I was picking up some items I ordered online at Sears this afternoon and as the warehouse clerk handed me the items at the pickup kiosk he entered a few details into his handheld scanner PDA style device. I glanced at it and had a double take. It was an old school monochrome Palm IIIXenclosed in a protective plastic housing. It kind of looked like this device.
I asked him about it and he indicated it was indeed a Palm Pilot. He said that parts were getting harder to get but they were still using them. It was real blast from the past. Sears is getting it’s moneys worth out of those things after 18 years!
My anachronistic check out experience: I occasionally grab take out pizza from a small business restaurant. I swear the cash register is a 1970s era adding machine. The one inch wide receipt displays only numbers and dollar signs…no name of the business…no words.
I used PDAs for ebook readers for years, but used Handspring Visor models. Got them cheap on Ebay years after they were obsolete as PDAs (including group lots of broken units, which I would swap parts between to build working units.) I moved on to “real” ebook readers once they broke the $200 level, but I still have the Visors around–probably at least 10 of them of various models working, plus various parts of several more.
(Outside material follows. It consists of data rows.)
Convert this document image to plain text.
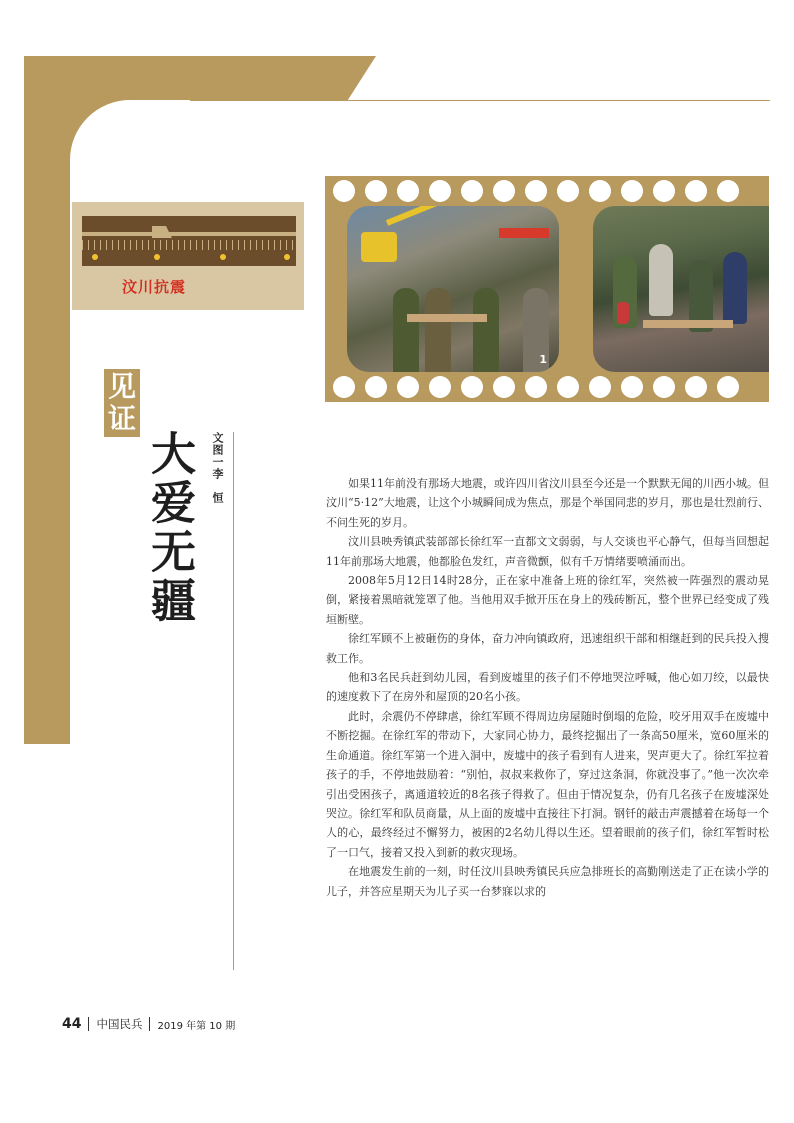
汶川抗震
1
见证
大爱无疆	文图一李　恒	如果11年前没有那场大地震，或许四川省汶川县至今还是一个默默无闻的川西小城。但汶川“5·12”大地震，让这个小城瞬间成为焦点，那是个举国同悲的岁月，那也是壮烈前行、不问生死的岁月。

汶川县映秀镇武装部部长徐红军一直都文文弱弱，与人交谈也平心静气，但每当回想起11年前那场大地震，他都脸色发红，声音微颤，似有千万情绪要喷涌而出。

2008年5月12日14时28分，正在家中准备上班的徐红军，突然被一阵强烈的震动晃倒，紧接着黑暗就笼罩了他。当他用双手掀开压在身上的残砖断瓦，整个世界已经变成了残垣断壁。

徐红军顾不上被砸伤的身体，奋力冲向镇政府，迅速组织干部和相继赶到的民兵投入搜救工作。

他和3名民兵赶到幼儿园，看到废墟里的孩子们不停地哭泣呼喊，他心如刀绞，以最快的速度救下了在房外和屋顶的20名小孩。

此时，余震仍不停肆虐，徐红军顾不得周边房屋随时倒塌的危险，咬牙用双手在废墟中不断挖掘。在徐红军的带动下，大家同心协力，最终挖掘出了一条高50厘米，宽60厘米的生命通道。徐红军第一个进入洞中，废墟中的孩子看到有人进来，哭声更大了。徐红军拉着孩子的手，不停地鼓励着：“别怕，叔叔来救你了，穿过这条洞，你就没事了。”他一次次牵引出受困孩子，离通道较近的8名孩子得救了。但由于情况复杂，仍有几名孩子在废墟深处哭泣。徐红军和队员商量，从上面的废墟中直接往下打洞。钢钎的敲击声震撼着在场每一个人的心，最终经过不懈努力，被困的2名幼儿得以生还。望着眼前的孩子们，徐红军暂时松了一口气，接着又投入到新的救灾现场。

在地震发生前的一刻，时任汶川县映秀镇民兵应急排班长的高勤刚送走了正在读小学的儿子，并答应星期天为儿子买一台梦寐以求的

44 中国民兵 2019 年第 10 期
When I worked in local government, one of the tenders for a new system (for health and safety checks on playground equipment) was a PalmOS spplication - this was only a few years ago - and the platform was already obsolete then.
The vendor suggested that we buy a fleet of random used Palm devices on eBay (or they could source used devices on our behalf, as a chargeable service - probably also just buying them on eBay).
And the dot matrix printers! Last big trip encountered them twice: once at the airport gate and the 2nd at the car rental place.
I keep and use old electronics/computer stuff years longer than most people. But even I ditched our dot matrix printer at least 20 years ago. (OTOH, still have half a big box of perforated printer paper. Use it for scratch paper when I remember to.)
Dot matrix printers are still in production - there’s a niche where they are still used for printing multi-part NCR invoices and forms - where the customer signs something and the sheets are then all separated.
There’s still a bit of that around, so still a demand for new dot matrix printers - Lexmark has one that can be connected to a network
Yep, they are still being used by various systems to record alarms (like on ships).
For these applications, it needs to print one line with a time, a system, and a alarm code on it. Then sit there for 30 minutes and print one line again. Perfect for a continuous feed dot matrix printer.